In an email to Mongabay, Lauren Stewart of New Forests said there were “numerous inaccuracies” in the Oakland Institute report, and that before releasing it the group didn’t engage with the company or try to “gain an understanding of our business, our track record, or our intentions in Africa or any other part of the world where we operate.”
“Sustainable plantation forests play an important role in conserving natural forests, improving degraded lands, generating employment opportunities, and contributing positively to the environment and communities,” she wrote.
Accomplishing the kind of growth in carbon markets the ACMI wants to see on the continent won’t come easily. Along with what it describes as challenges in raising capital to finance carbon projects in Africa, it’s been a bad year for the reputation of carbon credits overall, with corporate buyers now skittish after a flood of negative media coverage.
In January, an investigation by The Guardian suggested that almost 90% of forest carbon credits issued by Verra, the world’s leading offset certifier, were “worthless” and had little to no positive impact on the climate. Verra disputed the claim, but its CEO resigned not long after the report was published. And earlier this year ,the firm suspended the issuance of credits from a major project in Kenya in the midst of questions over its methodology and implementation.

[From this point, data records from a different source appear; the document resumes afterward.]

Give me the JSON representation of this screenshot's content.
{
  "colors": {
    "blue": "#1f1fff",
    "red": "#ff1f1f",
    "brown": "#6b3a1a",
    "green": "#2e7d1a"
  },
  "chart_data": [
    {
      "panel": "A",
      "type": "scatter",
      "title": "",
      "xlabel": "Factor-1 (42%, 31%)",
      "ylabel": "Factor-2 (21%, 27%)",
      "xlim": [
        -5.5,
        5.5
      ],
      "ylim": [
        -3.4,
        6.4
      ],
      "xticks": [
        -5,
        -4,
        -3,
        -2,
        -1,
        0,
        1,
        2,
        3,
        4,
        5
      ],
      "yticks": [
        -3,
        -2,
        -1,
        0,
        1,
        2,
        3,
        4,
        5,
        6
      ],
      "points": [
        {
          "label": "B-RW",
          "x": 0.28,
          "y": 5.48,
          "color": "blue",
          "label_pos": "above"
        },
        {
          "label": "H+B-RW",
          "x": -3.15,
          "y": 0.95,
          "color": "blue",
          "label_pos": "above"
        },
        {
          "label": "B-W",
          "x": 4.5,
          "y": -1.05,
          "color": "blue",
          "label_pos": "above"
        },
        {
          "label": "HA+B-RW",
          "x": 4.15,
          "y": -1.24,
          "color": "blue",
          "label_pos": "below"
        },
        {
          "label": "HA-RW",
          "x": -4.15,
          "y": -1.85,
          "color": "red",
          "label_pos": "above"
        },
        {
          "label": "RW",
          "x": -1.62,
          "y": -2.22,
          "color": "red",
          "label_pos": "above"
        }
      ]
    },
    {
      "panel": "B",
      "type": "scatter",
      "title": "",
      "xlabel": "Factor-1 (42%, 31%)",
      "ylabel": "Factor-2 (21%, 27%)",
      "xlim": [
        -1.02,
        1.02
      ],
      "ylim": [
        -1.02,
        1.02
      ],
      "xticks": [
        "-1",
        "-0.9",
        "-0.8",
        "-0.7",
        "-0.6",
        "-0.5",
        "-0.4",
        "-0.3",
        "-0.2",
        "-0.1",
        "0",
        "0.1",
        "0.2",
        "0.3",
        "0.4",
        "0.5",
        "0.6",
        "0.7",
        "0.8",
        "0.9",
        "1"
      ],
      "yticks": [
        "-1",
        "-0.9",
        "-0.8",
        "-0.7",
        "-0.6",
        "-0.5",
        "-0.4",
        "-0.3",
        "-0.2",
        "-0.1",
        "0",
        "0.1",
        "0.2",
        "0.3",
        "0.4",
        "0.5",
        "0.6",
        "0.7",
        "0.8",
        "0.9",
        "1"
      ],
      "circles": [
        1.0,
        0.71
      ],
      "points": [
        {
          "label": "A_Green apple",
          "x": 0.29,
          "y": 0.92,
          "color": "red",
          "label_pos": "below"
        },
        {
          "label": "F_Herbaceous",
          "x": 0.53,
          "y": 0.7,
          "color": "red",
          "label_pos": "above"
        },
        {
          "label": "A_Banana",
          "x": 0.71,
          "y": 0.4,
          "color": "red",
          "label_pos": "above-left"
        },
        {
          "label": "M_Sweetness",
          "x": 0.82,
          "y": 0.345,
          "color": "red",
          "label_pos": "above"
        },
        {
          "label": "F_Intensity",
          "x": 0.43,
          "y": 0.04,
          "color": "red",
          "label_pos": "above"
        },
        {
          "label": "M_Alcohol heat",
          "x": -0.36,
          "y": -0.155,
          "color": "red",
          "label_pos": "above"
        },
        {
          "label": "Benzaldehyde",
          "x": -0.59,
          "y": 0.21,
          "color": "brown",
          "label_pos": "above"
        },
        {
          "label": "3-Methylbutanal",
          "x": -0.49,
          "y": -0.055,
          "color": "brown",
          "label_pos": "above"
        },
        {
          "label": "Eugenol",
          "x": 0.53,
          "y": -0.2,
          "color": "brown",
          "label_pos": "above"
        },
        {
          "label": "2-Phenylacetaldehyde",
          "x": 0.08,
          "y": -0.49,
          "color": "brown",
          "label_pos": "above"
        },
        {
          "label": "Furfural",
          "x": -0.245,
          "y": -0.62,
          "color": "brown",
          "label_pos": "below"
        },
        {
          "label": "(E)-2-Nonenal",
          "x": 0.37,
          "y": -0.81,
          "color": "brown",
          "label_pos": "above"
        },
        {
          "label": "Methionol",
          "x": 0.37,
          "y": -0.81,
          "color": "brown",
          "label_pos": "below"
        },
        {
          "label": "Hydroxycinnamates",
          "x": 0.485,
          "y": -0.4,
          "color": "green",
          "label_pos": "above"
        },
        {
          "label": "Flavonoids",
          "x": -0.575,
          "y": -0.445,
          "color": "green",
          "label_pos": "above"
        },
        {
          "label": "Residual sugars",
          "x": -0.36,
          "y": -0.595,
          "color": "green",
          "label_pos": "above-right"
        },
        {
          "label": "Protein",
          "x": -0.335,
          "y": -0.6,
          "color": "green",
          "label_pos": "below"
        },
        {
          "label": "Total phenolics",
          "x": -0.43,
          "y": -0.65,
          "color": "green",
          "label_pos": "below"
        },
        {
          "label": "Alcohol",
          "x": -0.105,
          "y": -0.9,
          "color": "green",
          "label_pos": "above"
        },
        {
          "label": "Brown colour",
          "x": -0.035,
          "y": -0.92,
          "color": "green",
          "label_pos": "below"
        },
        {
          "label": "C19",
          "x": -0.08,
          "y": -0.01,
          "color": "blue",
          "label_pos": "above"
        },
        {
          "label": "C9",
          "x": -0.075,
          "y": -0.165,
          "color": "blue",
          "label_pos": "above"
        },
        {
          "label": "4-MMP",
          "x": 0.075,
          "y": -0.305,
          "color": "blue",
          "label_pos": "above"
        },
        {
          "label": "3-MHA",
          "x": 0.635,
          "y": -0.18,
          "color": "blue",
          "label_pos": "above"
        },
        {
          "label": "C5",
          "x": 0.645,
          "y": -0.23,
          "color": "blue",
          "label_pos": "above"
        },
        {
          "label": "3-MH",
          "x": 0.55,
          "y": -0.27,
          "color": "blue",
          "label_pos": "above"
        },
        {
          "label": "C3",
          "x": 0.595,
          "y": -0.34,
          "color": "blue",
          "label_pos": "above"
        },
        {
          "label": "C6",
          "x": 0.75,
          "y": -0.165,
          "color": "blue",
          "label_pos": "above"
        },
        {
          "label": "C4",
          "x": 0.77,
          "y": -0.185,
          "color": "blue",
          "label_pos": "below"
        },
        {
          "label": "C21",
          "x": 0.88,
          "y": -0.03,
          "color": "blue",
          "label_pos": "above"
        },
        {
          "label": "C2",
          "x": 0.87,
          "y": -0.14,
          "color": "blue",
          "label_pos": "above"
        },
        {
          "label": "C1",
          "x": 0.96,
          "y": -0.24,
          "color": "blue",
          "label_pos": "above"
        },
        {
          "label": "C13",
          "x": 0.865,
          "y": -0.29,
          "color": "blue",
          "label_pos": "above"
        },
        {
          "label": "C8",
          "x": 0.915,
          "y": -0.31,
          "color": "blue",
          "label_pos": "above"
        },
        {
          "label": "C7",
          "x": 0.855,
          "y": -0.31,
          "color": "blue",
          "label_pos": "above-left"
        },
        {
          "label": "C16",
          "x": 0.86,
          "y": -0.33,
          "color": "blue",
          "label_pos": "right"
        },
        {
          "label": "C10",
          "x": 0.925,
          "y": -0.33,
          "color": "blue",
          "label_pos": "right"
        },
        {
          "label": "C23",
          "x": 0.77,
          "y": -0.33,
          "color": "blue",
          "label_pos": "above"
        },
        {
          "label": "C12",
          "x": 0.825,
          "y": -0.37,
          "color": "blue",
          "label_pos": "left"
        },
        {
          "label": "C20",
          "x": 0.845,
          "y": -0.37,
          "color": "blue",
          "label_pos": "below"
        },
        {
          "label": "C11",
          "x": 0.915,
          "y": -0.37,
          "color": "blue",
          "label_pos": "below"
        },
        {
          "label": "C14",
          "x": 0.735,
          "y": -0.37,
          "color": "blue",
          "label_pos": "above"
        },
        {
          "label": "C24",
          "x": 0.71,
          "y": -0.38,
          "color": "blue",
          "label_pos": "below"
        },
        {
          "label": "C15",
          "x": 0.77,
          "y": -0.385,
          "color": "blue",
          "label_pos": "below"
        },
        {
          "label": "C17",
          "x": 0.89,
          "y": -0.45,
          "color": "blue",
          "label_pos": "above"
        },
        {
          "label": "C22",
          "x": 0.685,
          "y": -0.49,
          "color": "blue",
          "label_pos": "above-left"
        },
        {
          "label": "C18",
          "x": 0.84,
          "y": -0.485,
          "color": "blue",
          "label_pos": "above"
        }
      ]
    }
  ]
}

Mongabay’s reporting has shown that the terms of major carbon projects can be opaque and the actors involved unclear, leaving buyers open to the possibility of nasty surprises. News agency AFP reported that between January 2022 and mid-October 2023, the price of credits generated by conservation projects dropped from $18 per metric ton to less than $2.
Critics of the ACMI in Africa say those kinds of price fluctuations could lead to abandoned projects and unmet expectations in communities. Such projects would create the illusion of climate progress while helping to justify delaying a crucial — and significantly tougher — decarbonization push the IPCC says is unavoidable. If poorly regulated, developers, consultants and brokers in credit markets could rake in profits from failed projects, while the consequences of those failures would be felt most acutely by people dealing with the worst impacts of climate change, and in whose name the credits were sold in the first place.
“Africa is being asked to take on the burden of climate action in favor of Global North countries, which is unfair and wrong,” Elmawi said. “In many ways it’s a continuation of colonial thinking.”